Former Harvard professor and current 2020 presidential candidate Sen. Elizabeth Warren (D-Mass.) is pushing Harvard University to remove the Sackler family name from its buildings around campus, CNN and The Boston Globe reported Wednesday.
For decades, the Sackler family has owned and operated Purdue Pharma, which created the addictive painkiller OxyContin in the 1990s. Public health advocates blame the drug for the current opioid crisis, which they believe has played a large part in decreasing life expectancy rates in the U.S.
Warren skewered the Sackler family in a Wednesday Medium post outlining her plan to spend $100 billion over 10 years combating the crisis. The plan would dole out funding to states, municipalities and tribal governments for public health surveillance, research and training, along with expanded access to the overdose reversal drug naloxone.
“This crisis has been driven by greed, pure and simple. If you don’t believe that, just look at the Sackler family,” Warren wrote, going on to describe how Purdue came to prominence in the 1950s as the Sacklers “grew their company into an empire” continued on by their children.
“They’re billionaires,” she wrote. “They own mansions around the world. Entire wings of museums in New York and London have been stamped with the family name.”
Sackler family members have donated extensively to Harvard: One of the university’s three art museums takes its name from Arthur M. Sackler, a psychiatrist, medical marketer and art collector who died in 1987. Forbes estimates that around 20 people share in the family fortune.
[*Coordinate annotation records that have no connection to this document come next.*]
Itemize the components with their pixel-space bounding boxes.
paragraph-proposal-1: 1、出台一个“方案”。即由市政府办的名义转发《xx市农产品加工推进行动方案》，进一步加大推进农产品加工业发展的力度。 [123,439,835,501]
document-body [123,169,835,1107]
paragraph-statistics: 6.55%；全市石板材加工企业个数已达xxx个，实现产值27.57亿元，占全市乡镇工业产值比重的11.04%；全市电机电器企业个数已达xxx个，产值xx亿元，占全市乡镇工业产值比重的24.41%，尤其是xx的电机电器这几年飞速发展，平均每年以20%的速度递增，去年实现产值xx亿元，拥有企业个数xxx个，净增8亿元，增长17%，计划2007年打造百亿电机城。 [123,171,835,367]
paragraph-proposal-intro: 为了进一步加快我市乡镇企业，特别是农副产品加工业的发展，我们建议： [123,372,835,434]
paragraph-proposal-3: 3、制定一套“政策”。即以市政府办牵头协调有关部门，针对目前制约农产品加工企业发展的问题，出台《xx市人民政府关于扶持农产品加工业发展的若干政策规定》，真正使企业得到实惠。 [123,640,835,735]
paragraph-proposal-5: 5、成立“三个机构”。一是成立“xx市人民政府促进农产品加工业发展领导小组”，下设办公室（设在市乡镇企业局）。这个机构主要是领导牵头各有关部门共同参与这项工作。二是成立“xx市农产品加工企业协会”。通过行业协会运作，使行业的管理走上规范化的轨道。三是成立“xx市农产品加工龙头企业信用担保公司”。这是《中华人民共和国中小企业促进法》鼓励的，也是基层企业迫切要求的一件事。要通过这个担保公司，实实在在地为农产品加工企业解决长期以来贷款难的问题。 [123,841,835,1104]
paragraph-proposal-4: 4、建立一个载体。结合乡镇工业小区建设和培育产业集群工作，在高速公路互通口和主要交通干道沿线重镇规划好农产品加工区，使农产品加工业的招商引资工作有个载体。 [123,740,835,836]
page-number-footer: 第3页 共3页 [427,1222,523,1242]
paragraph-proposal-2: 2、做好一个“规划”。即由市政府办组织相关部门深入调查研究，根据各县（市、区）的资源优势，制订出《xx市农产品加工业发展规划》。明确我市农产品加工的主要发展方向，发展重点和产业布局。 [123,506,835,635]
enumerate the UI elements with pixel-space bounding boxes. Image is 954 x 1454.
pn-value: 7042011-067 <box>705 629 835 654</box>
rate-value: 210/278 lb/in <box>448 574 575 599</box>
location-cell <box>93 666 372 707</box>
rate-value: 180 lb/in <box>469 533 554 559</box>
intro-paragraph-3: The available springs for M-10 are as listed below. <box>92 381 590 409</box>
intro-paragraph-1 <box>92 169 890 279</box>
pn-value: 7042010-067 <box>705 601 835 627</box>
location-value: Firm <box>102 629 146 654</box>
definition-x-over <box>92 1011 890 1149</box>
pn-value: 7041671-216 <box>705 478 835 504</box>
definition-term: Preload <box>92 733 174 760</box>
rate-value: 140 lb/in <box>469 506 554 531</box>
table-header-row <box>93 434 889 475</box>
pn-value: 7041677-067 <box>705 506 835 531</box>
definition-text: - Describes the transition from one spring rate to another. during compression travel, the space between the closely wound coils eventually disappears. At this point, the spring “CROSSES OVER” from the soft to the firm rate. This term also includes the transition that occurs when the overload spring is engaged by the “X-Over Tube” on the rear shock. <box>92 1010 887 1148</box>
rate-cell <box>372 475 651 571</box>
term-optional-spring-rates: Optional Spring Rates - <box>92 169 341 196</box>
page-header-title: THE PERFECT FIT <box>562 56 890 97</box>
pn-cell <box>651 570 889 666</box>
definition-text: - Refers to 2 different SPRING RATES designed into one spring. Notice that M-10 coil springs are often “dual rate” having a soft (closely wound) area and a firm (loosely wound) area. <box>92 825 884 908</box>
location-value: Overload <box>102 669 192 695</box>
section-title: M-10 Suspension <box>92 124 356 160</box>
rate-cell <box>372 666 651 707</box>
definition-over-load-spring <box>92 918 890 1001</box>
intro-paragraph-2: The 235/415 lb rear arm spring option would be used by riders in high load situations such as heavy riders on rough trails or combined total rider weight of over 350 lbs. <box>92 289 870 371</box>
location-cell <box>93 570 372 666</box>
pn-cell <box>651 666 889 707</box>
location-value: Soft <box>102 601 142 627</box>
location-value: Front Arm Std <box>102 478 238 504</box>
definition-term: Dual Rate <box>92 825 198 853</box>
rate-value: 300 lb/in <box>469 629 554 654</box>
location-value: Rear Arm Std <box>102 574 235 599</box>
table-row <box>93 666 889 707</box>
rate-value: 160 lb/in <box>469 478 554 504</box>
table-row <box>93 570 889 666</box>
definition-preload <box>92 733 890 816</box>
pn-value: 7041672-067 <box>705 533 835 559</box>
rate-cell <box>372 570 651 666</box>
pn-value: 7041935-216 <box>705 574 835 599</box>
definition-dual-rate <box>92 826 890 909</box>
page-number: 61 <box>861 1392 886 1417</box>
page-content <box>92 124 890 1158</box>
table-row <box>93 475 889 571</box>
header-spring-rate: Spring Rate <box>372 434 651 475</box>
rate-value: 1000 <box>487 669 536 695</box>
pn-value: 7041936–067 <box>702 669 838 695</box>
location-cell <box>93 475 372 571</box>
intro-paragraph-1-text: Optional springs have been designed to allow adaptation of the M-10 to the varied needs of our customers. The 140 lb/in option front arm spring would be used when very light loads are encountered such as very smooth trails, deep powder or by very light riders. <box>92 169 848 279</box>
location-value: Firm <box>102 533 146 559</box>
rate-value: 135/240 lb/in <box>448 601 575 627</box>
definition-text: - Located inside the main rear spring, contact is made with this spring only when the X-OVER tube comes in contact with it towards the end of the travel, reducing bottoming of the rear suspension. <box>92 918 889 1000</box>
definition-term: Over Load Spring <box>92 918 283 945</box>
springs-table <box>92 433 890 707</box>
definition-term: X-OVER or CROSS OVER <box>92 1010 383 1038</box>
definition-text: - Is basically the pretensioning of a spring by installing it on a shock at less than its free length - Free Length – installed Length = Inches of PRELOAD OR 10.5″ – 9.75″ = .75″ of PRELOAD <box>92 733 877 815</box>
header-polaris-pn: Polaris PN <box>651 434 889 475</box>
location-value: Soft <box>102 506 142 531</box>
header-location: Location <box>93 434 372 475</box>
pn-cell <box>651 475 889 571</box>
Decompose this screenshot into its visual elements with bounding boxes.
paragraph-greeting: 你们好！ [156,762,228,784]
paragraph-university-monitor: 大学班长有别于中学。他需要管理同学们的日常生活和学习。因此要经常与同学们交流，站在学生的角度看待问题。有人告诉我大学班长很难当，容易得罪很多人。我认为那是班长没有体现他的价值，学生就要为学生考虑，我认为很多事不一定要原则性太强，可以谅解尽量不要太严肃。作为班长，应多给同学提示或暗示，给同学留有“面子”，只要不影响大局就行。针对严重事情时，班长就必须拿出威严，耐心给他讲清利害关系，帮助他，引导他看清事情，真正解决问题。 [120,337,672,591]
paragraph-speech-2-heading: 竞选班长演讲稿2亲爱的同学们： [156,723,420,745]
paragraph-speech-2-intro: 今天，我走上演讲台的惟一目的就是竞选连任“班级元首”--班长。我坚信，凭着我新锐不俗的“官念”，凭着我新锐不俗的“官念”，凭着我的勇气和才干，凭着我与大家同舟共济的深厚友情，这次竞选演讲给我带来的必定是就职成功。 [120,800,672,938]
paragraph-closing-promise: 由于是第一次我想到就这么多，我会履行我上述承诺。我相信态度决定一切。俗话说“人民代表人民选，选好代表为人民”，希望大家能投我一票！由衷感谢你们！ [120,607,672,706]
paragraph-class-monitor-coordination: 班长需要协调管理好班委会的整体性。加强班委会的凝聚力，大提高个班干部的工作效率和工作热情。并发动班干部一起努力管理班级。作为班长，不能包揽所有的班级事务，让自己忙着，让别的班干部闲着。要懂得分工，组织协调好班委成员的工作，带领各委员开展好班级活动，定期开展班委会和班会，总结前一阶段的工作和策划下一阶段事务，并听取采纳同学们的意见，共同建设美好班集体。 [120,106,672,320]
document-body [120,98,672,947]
Harvard President Lawrence Bacow told the university’s student newspaper earlier this month that it would be “inappropriate” to remove the Sackler name and return any past donations the school had received from family members. In a statement, the university stressed how the Sackler museum came to bear Arthur’s name because he donated the funds for its original location in 1982; the museum has since been relocated.
“Dr. Sackler died in 1987, before OxyContin was developed and marketed. Given these circumstances and legal and contractual considerations, Harvard does not have plans to remove Dr. Sackler’s name from the museum,” the statement read, adding, “The Arthur M. Sackler Foundation does not fund the Arthur M. Sackler Museum at Harvard.”
Arthur Sackler’s wife, Jillian Sackler, wrote a passionate defense of her late husband, calling attacks on cultural institutions “as ludicrous as blaming the inventor of the mimeograph for email spam” in an April Washington Post op-ed. She argued that the Sackler name should remain on art institutions because none of the lawsuits “names Arthur or his heirs as defendants.”
Regarding the offset campaign donations, a Sackler family spokeswoman emailed a statement to HuffPost stating that the donor, Beverly Sackler, “is well into her 90s and denigrating her personal donation, made with the best intentions, can serve no proper political purpose.”
Prosecutors allege that the Sacklers pushed Purdue to sell even more OxyContin even after learning how addictive the drug could be, and later created a moneymaking opportunity out of the crisis by selling treatments for opioid addiction. A mounting number of lawsuits have targeted Purdue at the federal, state and local levels.
As she outlined her plan to fight the opioid epidemic, Warren said she wanted to live in “[a]n America where when people like the Sacklers destroy millions of lives to make money, they don’t get museum wings named after them, they go to jail.”
Activists have continued to target several institutions that have benefited from Sackler family philanthropy amid widening public awareness of the family’s links to the health crisis.
This article has been updated with a statement from a Sackler family spokeswoman.